最後にパフォーマンスをチェックしましょう。今回お借りしたモデルのは"PLATINUM EDITION"という構成で、第11世代Intel Core i7-1160G7、LPDDR4x 3200MHz 16GBメモリ、M.2 NVMe 512GB SSDを搭載し、OSにWindows 10 Homeをインストールする高パフォーマンスモデル。直販オンラインストアでの価格は142,200円(税別)です。内蔵するIntel Iris Xe Graphicsによる高い描画性能が期待でき、高速で大容量なメモリとの組み合わせもポイントです。

  • CPU-Z

  • CrystalDiskInfo

  • CINEBENCH R23

  • Passmark

  • PCMark

この構成でパフォーマンスが低いわけもなく、順当に高性能。ブラウジングから動画再生、オフィスユースでも十分すぎるパワーを備えています。OneMix4はゲーム向きのデバイスではありませんが、以下のベンチマークテストでグラフィックス性能もチェックしました。

  • 3DMark「Night Raid」

  • ドラゴンクエストX ベンチマークテスト

3DMarkでは軽めの「Night Raid」を選択。どのベンチマークテストの結果でも、内蔵するIntel Iris Xeグラフィックスによって高いグラフィックス性能を備え、軽めの3Dゲームなら難なく動くと言えそうです。昨今スマートフォン向けゲームがWindows向けにも展開されていることもあるので、PC版「ウマ娘 プリティーダービー」をプレイしたところ、ウインドウサイズをフルHDまで拡大し、ライブシーンを鑑賞しても問題ありませんでした。

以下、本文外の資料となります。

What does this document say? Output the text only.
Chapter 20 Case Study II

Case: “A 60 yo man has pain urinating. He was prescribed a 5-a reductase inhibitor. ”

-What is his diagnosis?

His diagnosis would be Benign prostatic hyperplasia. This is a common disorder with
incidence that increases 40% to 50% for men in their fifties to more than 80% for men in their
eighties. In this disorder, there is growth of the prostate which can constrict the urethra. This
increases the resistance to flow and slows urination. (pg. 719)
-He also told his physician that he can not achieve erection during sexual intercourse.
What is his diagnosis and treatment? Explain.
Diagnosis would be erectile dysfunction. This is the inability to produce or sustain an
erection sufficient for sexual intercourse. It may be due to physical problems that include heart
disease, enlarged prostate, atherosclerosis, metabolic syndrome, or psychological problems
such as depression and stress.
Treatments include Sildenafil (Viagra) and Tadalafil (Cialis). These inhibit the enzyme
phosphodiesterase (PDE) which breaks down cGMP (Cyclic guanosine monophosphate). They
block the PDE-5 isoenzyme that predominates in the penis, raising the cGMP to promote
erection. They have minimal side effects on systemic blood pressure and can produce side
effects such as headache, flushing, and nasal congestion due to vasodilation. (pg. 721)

搭載する10,000mAhのバッテリー性能もチェック。公称では8時間の動画再生を行えるとのことですが、PCMarkを用いた実動作時間は約7時間となりました。小ささから想像するよりもしっかりとしたスタミナ性能を備えているという印象で、スマートフォンと兼用のコンパクトなUSB PD充電器を携帯すれば、外でも使っていくことができると言えそうです。

  • ディスプレイ輝度は50%に設定して動作

小型軽量を金属ボディで実現する唯一無二のコンパクトPC

ノートPCのボディに金属素材を採用すると重くなってしまい、質感と機動性を両立することは困難です。しかしOneMix4は、10.1型というコンパクトなサイズでまとめ上げることによって、小型軽量ながら金属素材による高い質感を実現しました。ディスプレイは高解像度で視認性を損ねることなく、最新プロセッサの搭載で性能も軽視していません。モビリティを重視してノートPCを選定する際には、ぜひとも候補に加えるべき製品だと感じました。